Keyword datatype and analysis


#1

Hello, everyone

I am currently testing elasticsearch 5.0. That version should, as far as I understand, solve and old problem of mine : allowing doc values to be used on keyword-analyzed fields.
This is great, because I have absolutely no power over the json pushed via elasticsearch (actually, tempering with the source in any way, even changing the casing, would have legal repercussions)

Problem is, I make a lot of aggregations on fields that can be either given to me in lowercase, or in uppercase, so, "index" : "no" is not a viable solution.

Enter the "keyword" datatype.

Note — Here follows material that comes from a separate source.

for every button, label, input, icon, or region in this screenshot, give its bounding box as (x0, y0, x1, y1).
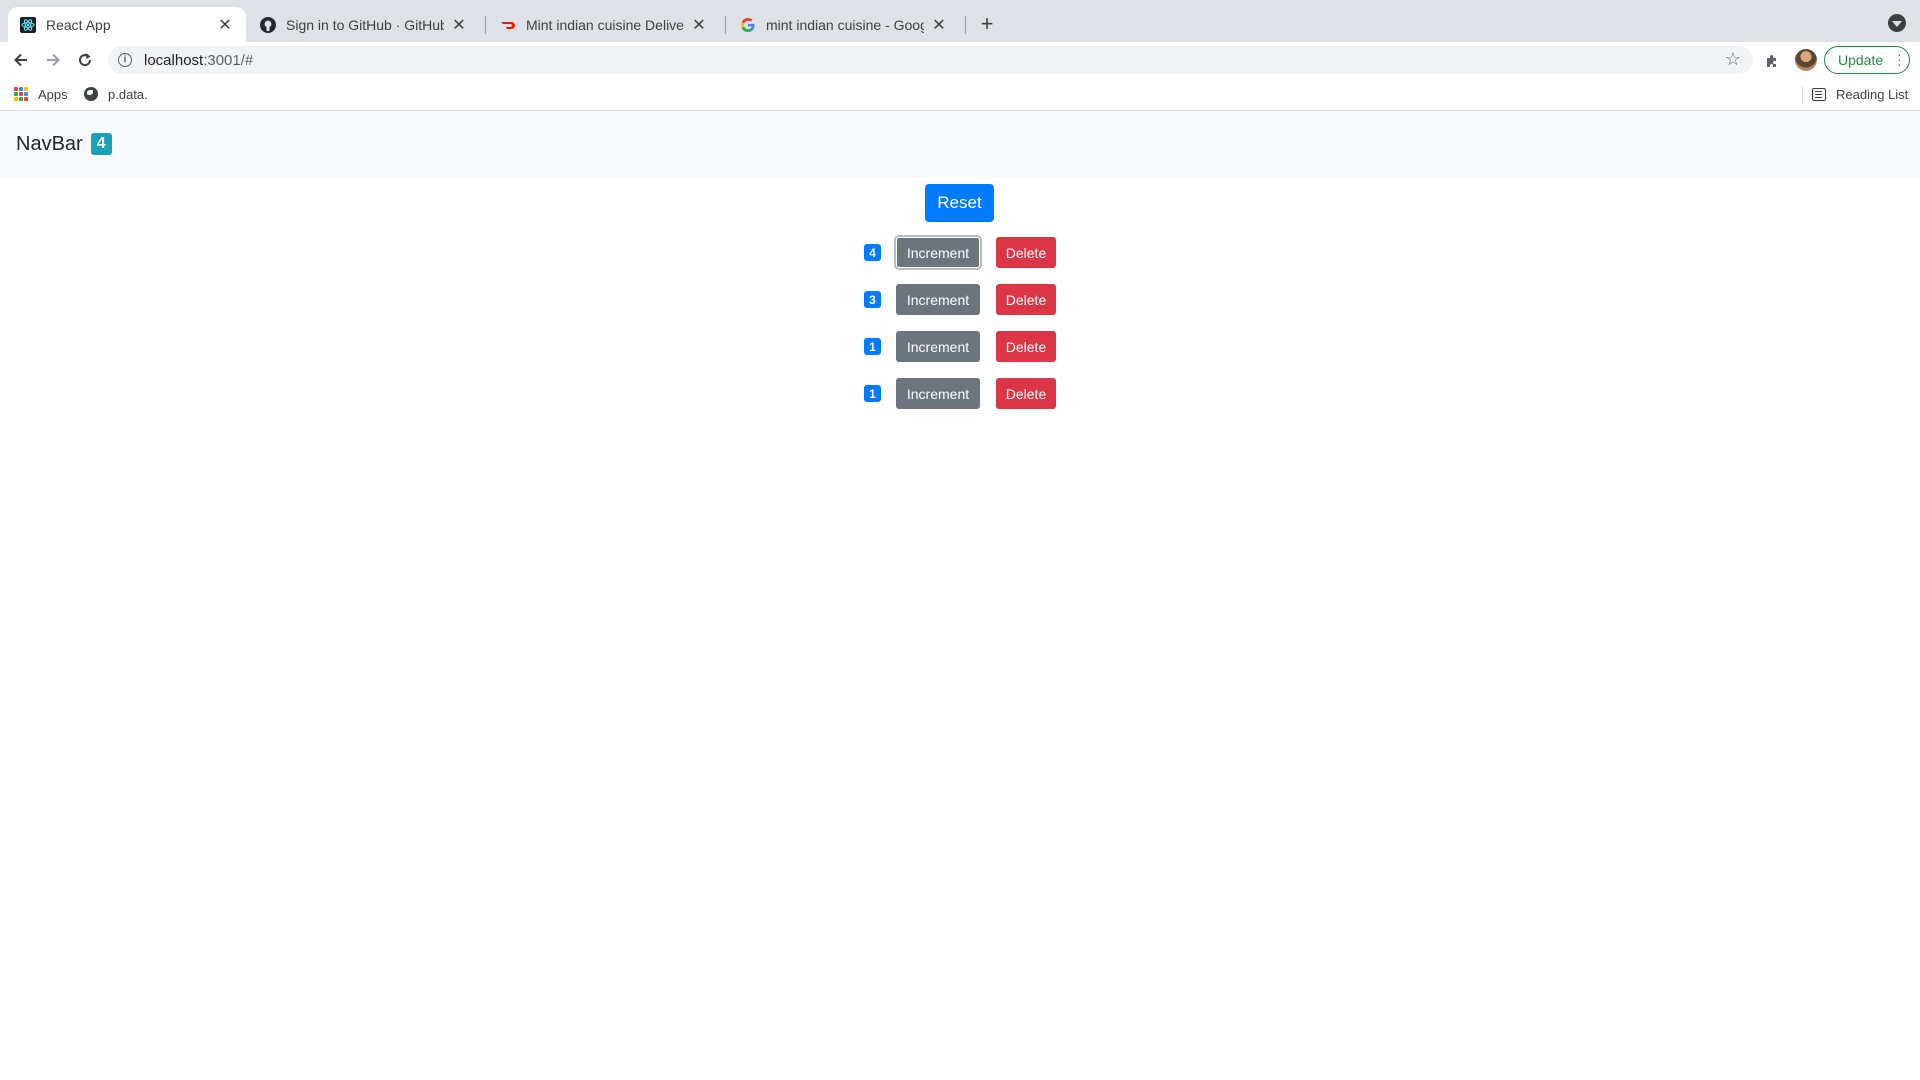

In my template, I built an analyser : key_lowercase

"analysis" : {
"analyzer" : {
"key_lowercase" : {
"tokenizer" : "keyword",
"filter" : "lowercase"
}
},

And I try to use it such :

"my_field" : {
"type" : "keyword",
"analyzer" : "key_lowercase"
},

In my understanding, this should work, the keyword data type having been created with that in mind.

However, when I try to push my template, I get this error :

{
"type" : "mapper_parsing_exception",
"reason" : "Faled to parse mapping [my_type]: Mapping definition for [my_field] has unsuported parameters : [analyzer : key_lowercase]
}

What did I not understand?
How should I proceed to index those field in lowercase?
Thanks a lot


(David Pilato) #2

This will be possible in 5.1. For now you have to workaround and use ingest lowercase processor.


#3

Thanks for the reply,

Ah, ok, my bad .. I thought it was already possible. I'll wait for the 5.1, then.

About the ingest lowercase processor, that could do the trick, if it weren(t for 2 "problems" :
Ingest seems to modify the source before indexing (If I get it right) , and we have, in all our mappings 250+ fields analysed with that key_lowercase. (that seem to be a lot of work to turn around an issue that will be solved in the near future)

Anyway, I can wait a few months. Thank s again for the reply.


(David Pilato) #4

I hope it will be released sooner than in months. :slight_smile:

No precise date though.


#5

Hello again !

I come back to you regarding the Elasticsearch 5.1.1 that got released.
Nowhere in the docs/release notes does it show that using "keyword-type" analysis while using doc_values on the keyword datatype is now possible.

Has it been postponed? Or outright cancelled?
I'd be thankful for any infos.


(David Pilato) #6

It is still opened

We thought it could be in 5.1 but it has been delayed.
PR pending here:


(system) #7

This topic was automatically closed 28 days after the last reply. New replies are no longer allowed.